Kemudian, apa sebenarnya tantangan posmoderenisme terhadap inkulturasi. Di sini Phan memberikan beberapa hal yang perlu digarisbawahi. Pertama, inkulturasi bukan lagi sebuah ‘inkarnasi yang abadi, tidak berubah, dan realitas akultural ke dalam budaya tertentu, melainkan sebuah perjumpaan antarbudaya atau dialog antara sekurang-kurangnya dua budaya. Kedua, dalam perjumpaan ini, kekuasaan menjadi penting, terutama saat perjumpaan itu berkaitan dengan wewenang Romawi dan gereja-gereja lokal. Bagaimana kekuasaan itu bermain dalam inkulturasi liturgis, terutama bila proses inkulturasi liturgis harus melestarikan ‘kesatuan hakiki’ ritus Romawi, yang merupakan sebuah budaya dunia. Ketiga, pertanyaan tentang kekuasaan atau wewenang itu muncul lagi saat memilih budaya mana yang bisa diinkulturasi. Bagaimana bila dalam suatu negara ada berbagai macam budaya yang terdiri dari unsur dominan dan tidak. Apakah ada jaminan bila budaya yang tidak dominan tetap mendapat tempat dalam inkulturasi liturgis (contoh Dalit dalam budaya Hindu). Keempat, pertanyaan selanjutnya adalah bagaimana tempat dan peran agama popular dalam inkulturasi liturgis? Apakah praktik devosionalnya dilihat secara timbal balik oleh agama resmi? Apakah agama popular dilihat sebagai “tradisi kecil” yang berlawanan dengan ‘tradisi besar’? Haruskah praktik-praktik agama popular diperkenalkan ke dalam peribadatan liturgis? Bagaimana mereka dievaluasi secara teologis? Kelima, dengan kematian narasi besar dalam masa posmoderen, apakah usaha mengaktifkan kembali narasi biblis besar dari tindakan Allah dalam sejarah, khususnya dalam Yesus Kristus, dalam usaha inkulturasi liturgis dapat bersaing dengan narasi besar agama lain? Keenam, bidang inkulturasi liturgis mencakup tidak hanya teks-teks suci dan upacara-upacara, melainkan juga musik, nyanyian, alat-alat musik, sikap, tarian, seni dan arsitektur budaya lokal.

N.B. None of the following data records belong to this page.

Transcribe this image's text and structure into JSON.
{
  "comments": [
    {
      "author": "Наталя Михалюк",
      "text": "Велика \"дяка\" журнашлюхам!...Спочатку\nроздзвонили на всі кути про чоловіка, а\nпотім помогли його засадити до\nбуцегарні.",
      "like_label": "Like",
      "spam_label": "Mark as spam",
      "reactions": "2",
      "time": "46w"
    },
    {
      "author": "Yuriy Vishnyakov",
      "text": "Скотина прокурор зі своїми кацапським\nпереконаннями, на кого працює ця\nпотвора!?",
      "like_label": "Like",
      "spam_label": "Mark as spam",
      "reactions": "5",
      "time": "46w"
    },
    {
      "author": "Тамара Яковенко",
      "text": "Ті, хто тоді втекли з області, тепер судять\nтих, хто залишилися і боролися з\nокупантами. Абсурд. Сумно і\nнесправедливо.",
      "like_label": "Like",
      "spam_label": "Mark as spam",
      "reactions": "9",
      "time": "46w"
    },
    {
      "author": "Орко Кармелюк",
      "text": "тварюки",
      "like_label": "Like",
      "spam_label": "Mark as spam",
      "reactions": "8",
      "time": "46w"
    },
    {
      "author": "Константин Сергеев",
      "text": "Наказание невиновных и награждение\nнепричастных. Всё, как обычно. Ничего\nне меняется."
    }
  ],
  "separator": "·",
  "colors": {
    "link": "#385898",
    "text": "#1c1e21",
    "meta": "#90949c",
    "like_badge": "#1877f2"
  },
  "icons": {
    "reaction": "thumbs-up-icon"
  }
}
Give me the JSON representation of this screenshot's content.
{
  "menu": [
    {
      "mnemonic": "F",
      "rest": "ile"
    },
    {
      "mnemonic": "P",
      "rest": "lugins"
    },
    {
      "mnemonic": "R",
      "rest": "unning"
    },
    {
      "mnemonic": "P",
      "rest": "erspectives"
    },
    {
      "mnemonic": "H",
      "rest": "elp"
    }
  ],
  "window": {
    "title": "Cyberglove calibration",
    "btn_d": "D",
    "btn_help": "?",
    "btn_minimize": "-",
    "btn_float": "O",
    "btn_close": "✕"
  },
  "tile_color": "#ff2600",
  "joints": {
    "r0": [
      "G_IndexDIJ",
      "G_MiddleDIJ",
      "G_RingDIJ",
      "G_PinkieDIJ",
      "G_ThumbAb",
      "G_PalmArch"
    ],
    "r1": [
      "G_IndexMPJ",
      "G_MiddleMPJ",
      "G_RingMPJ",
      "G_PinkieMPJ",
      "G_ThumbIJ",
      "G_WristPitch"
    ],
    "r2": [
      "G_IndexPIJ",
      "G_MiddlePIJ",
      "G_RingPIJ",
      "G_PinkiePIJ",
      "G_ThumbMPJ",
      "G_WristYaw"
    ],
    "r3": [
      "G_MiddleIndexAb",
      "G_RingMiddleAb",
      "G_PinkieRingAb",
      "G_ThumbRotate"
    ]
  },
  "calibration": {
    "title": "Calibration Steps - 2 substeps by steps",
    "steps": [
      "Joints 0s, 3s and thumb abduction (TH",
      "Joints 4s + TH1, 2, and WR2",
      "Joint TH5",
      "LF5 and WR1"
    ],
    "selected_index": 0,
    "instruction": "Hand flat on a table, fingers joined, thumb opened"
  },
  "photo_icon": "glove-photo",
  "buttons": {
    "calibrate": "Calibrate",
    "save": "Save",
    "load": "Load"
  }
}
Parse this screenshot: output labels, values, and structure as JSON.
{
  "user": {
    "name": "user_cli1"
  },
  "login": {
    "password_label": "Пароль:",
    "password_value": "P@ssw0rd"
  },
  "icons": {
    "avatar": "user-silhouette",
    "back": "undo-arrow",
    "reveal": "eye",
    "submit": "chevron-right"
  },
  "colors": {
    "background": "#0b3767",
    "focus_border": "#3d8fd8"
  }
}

Jika perayaan liturgi adalah pertunjukan, sejauhmana komunitas dan pemimpinnya dapat mengalami improvisasi, perancang kelompok, dan partisipasi penonton, dan masih menjaga kesatuan iman dan ibadah? Ketujuh, inkulturasi liturgis tidak dapat dipisahkan dari teologi. Bagaimana kemudian inkulturasi liturgis itu dapat mempertemukan tantangan posmoderen dengan tema teologis seperti Allah, Kristus, dan Gereja?

2. Inkulturasi Liturgis menurut Varietates Legitimae (VL) dalam Konteks Posmoderen

Pada bagian ini, Phan bermaksud menguji sejauhmana Instruksi IV dari Kongregasi Ibadat dan Tata-tertib Sakramen tentang inkulturasi liturgis ini mengangan-angankan bidang dan proses inkulturasi liturgis, khususnya relevansinya bagi inkulturasi dalam konteks posmoderen.

VL, menurut Phan, dimaksudkan hanya untuk menjadi sebuah tuntunan yang memiliki wewenang pada ‘penerapan secara benar Konstitusi Liturgi Vatikan II no.37-40. Oleh karena itu, VL mengangankan bahwa karya inkulturasi bukanlah meramalkan penciptaan serangkaian ritus baru, melainkan menanggapi kebutuhan sebuah budaya tertentu dan membawa pada penyesuaian yang masih menjadi bagian dari ritus Roma (no.36). Di sini secara jelas, instruksi membedakan dua tipe penyesuaian liturgis, yaitu yang tersedia dalam buku-buku liturgis dan yang lebih radikal. Sementara itu fokus dari instruksi adalah pada yang pertama karena kurang radikal dan menyeluruh. Instruksi menunjukkan beberapa penyesuaian berdasarkan yang pertama, misalnya pada buku-buku liturgis (no.53), Ekaristi (no.54), ritus inisiasi (no.56), ritus perkawinan (no.57), pemakaman (no. 58), pemberkatan (no. 59), tahun liturgis (no. 60), dan liturgi ibadat harian (no. 61). Teks-teks liturgi resmi ini dikenal sebagai edisi tipe Latin.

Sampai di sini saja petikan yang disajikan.